Another type of device which has been employed for microwave power switching utilizes a secondary electron resonance phenomenon termed "multipacting". In multipactor devices a radio frequency electric field is applied to an evacuated chamber including a pair of spaced opposing surfaces each having a secondary electron emission coefficient greater than unity. If the radio frequency electric field is of sufficient amplitude and if the frequency of the electric field is properly related to the surface spacing, electrons will be emitted from one surface and accelerated toward the opposite surface where they will arrive when the electric field reverses its polarity. Secondary electrons will be emitted from the opposite surface, and if the yield of secondary electrons is greater than one, more electrons will be emitted from this surface than impinged upon it. Since the electric field reverses its polarity as the secondary electrons are emitted, these secondary electrons will be accelerated back to the first surface from which they will release new secondary electrons at the same time the electric field reverses its polarity. Thus, the process continues as electrons are accelerated back and forth between the surfaces in synchronism with the alternating electric field. The net result is to establish multipactor action, i.e., electron multiplication in a synchronous alternating electric field between secondary electron emissive surfaces.

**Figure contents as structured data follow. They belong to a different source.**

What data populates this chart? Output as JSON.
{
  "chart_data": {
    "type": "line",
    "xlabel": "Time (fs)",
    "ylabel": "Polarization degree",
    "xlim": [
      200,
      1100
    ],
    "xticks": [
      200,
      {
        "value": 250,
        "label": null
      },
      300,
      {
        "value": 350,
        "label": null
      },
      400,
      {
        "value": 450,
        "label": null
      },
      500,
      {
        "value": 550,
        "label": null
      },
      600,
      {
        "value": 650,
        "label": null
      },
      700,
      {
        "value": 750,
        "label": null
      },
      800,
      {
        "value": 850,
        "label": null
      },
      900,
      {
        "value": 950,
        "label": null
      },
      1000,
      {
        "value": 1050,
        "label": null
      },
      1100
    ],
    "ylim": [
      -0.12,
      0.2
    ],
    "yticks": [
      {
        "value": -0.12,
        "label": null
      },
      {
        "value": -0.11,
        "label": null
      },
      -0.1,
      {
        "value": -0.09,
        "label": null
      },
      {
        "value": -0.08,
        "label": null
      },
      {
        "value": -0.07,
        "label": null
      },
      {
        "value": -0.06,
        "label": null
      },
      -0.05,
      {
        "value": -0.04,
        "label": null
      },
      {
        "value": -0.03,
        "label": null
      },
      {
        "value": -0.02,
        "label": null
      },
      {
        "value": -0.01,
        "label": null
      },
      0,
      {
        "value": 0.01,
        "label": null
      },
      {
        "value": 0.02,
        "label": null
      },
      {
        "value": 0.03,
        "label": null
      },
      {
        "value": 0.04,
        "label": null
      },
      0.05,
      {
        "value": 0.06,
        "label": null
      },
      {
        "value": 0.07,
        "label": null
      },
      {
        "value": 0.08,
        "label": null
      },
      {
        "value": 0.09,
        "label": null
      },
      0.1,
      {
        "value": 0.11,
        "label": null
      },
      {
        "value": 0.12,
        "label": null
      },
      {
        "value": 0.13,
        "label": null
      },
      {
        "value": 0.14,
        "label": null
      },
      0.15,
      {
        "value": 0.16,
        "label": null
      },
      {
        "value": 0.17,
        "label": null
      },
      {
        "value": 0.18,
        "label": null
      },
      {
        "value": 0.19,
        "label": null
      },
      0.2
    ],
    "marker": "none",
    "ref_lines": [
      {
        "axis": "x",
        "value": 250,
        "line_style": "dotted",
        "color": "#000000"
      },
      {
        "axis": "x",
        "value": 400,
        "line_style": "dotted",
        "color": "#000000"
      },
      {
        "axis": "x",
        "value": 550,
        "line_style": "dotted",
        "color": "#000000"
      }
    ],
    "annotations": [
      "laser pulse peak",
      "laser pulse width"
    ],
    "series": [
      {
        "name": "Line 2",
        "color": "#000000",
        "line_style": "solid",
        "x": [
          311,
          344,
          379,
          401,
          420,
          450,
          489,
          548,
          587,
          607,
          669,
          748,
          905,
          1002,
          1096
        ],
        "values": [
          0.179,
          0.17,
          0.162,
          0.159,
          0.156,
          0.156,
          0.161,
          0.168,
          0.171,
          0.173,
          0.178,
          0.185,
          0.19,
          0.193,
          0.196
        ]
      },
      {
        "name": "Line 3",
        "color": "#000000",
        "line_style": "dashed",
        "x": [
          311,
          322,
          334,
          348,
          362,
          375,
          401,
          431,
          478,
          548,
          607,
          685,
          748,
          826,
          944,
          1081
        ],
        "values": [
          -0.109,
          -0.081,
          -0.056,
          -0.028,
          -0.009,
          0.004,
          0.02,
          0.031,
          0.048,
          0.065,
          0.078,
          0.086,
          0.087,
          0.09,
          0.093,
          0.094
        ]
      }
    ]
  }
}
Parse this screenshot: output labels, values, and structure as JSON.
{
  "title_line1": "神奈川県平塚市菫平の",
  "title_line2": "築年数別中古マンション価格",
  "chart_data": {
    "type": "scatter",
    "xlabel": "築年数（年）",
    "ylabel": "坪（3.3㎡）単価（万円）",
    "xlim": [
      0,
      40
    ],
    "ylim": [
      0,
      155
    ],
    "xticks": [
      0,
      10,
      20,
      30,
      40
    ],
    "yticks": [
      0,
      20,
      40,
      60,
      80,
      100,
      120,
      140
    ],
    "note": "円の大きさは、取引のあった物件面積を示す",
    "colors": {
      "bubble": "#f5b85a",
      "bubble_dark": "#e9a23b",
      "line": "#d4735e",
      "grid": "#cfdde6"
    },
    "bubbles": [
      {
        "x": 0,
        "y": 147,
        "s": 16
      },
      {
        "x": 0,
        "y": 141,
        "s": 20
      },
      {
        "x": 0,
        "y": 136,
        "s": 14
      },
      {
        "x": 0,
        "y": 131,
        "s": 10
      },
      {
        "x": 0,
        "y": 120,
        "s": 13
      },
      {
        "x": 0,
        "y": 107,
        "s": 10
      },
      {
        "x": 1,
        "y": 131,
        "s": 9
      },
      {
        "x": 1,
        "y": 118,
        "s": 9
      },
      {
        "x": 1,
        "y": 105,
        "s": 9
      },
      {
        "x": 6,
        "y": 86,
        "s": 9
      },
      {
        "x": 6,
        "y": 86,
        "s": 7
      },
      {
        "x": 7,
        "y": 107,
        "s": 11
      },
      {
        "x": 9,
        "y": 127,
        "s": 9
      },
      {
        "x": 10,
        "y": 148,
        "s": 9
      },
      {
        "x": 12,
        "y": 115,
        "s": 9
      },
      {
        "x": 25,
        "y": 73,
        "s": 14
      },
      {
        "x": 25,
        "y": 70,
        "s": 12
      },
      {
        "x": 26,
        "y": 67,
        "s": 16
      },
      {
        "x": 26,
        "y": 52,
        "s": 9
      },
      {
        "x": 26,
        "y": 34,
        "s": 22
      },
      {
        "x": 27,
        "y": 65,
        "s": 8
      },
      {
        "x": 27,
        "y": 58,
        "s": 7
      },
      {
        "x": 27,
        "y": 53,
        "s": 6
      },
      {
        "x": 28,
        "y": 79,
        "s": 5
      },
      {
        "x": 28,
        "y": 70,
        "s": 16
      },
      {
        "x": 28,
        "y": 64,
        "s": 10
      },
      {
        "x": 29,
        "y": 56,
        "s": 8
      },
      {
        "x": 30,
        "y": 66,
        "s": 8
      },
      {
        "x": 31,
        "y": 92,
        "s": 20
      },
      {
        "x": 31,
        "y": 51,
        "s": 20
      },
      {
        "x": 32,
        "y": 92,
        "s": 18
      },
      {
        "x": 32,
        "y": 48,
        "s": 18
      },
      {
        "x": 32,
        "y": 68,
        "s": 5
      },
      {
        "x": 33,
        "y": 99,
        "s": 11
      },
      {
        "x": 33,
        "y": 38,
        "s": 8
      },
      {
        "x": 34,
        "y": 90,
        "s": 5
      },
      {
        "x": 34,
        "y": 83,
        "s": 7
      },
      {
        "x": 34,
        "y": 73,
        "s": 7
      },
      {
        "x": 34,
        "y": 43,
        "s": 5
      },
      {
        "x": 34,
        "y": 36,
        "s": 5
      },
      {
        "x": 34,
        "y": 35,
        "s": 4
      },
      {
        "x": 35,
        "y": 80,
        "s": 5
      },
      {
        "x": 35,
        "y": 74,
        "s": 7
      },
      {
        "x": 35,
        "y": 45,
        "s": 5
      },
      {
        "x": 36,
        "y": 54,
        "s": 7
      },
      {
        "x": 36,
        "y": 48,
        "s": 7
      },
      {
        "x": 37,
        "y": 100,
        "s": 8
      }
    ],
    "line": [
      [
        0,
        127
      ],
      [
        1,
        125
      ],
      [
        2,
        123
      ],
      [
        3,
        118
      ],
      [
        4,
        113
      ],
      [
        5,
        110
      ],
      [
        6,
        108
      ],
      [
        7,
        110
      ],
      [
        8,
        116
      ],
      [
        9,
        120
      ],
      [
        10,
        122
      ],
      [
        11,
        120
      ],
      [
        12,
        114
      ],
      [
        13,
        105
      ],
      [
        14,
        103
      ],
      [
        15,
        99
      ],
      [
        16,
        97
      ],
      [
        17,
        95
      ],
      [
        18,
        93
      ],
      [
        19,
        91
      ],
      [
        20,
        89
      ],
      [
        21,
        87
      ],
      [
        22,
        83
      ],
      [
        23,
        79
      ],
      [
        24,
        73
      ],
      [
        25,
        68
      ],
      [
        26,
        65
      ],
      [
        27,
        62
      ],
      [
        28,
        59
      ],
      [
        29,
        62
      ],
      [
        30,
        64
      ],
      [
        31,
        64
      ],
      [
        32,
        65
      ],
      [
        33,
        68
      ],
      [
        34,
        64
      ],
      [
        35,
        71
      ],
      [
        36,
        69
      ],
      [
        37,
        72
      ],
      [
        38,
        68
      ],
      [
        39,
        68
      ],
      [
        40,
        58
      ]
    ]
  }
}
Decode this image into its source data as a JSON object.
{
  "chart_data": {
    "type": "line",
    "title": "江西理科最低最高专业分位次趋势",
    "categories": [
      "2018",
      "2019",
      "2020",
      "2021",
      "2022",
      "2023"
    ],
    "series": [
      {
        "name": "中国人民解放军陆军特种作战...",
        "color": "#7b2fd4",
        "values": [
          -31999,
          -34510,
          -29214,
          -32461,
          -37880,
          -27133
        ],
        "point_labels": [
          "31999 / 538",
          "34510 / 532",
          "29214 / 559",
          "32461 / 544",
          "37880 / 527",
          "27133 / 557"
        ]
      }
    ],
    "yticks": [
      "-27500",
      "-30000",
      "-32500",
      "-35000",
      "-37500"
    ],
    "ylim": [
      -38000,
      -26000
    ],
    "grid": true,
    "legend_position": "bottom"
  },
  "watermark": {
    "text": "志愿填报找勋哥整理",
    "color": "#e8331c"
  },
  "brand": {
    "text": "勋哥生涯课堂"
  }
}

The aforedescribed phenomenon may be utilized to provide radio frequency power switching because when the input power to a multipactor switch is greater than the level required to sustain multipactor action, radio frequency power is absorbed by the electrons and is dissipated when these electrons strike the secondary electron emissive surfaces, thereby limiting the power transmitted through the switch to a predetermined lower level.
In previous multipactor switches, a thermionic electron emissive electrode has been employed to provide the multipactor region of the switch with electrons and thereby ensure a rapid commencement of multipactor action in response to an input signal above a given power level. Such an arrangement requires a power supply to provide heating current sufficient to cause thermionic emission of electrons from a cathode or filament, and when the cathode is located externally of the multipactor chamber, a second power supply is required to bias the cathode sufficiently negatively with respect to the multipactor chamber so that the emitted electrons are accelerated into the multipactor region. Further details concerning the aforedescribed multipactor switching devices may be found in U.S. Pat. Nos. 2,674,694 to W. R. Baker, 3,354,349 to K. L. Horn, and 4,199,738 to T. P. Carlisle et al.